À noter que Santé Canada mène en ce moment, par l’intermédiaire de la
Société royale canadienne, des consultations en vue de réviser les
normes de sécurité concernant l’exposition aux champs
électromagnétiques. Nous vivons de plus en plus dans un monde de «
réseaux maillés » (téléphones cellulaires, réseaux WiFi, compteurs
intelligents) et la surcharge doit bien nous guetter quelque part.
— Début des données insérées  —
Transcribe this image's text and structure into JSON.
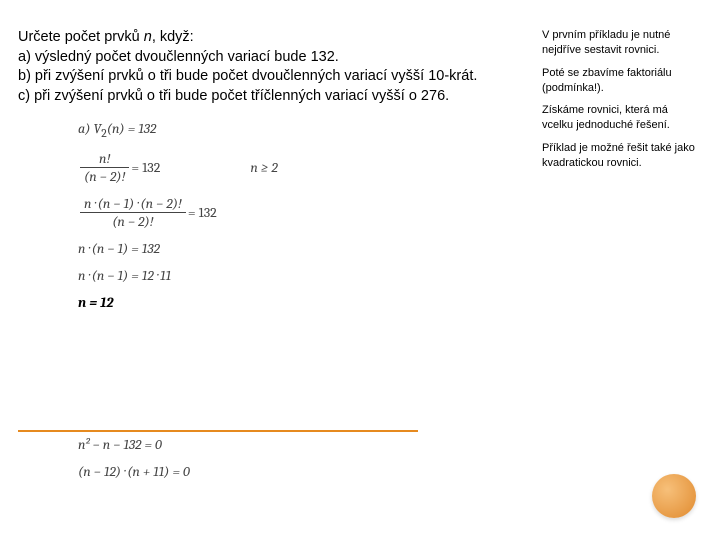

En
attendant le dernier mot là-dessus, je ne sais toujours pas pourquoi,
advenant mon refus d’un compteur intelligent, je devrais payer pour les
services de M. Hydro alors que dans le passé, c’était tout inclus - ce
que même nos élus trouvent fort en ketchup. En mai dernier, l’Assemblée
nationale adoptait une motion à l’unanimité enjoignant à Hydro-Québec «
de ne pas pénaliser financièrement ses clients qui ne veulent pas des
compteurs intelligents ».
Se réfugiant derrière l’autorisation obtenue à la Régie de l’énergie
pour son plan de modernisation, Hydro a fait la sourde oreille. Au bout
du fil, Patrice Lavoie, lui, commence à s’impatienter. « Ça fait 32
minutes que je vous parle, avez-vous encore bien des questions ? »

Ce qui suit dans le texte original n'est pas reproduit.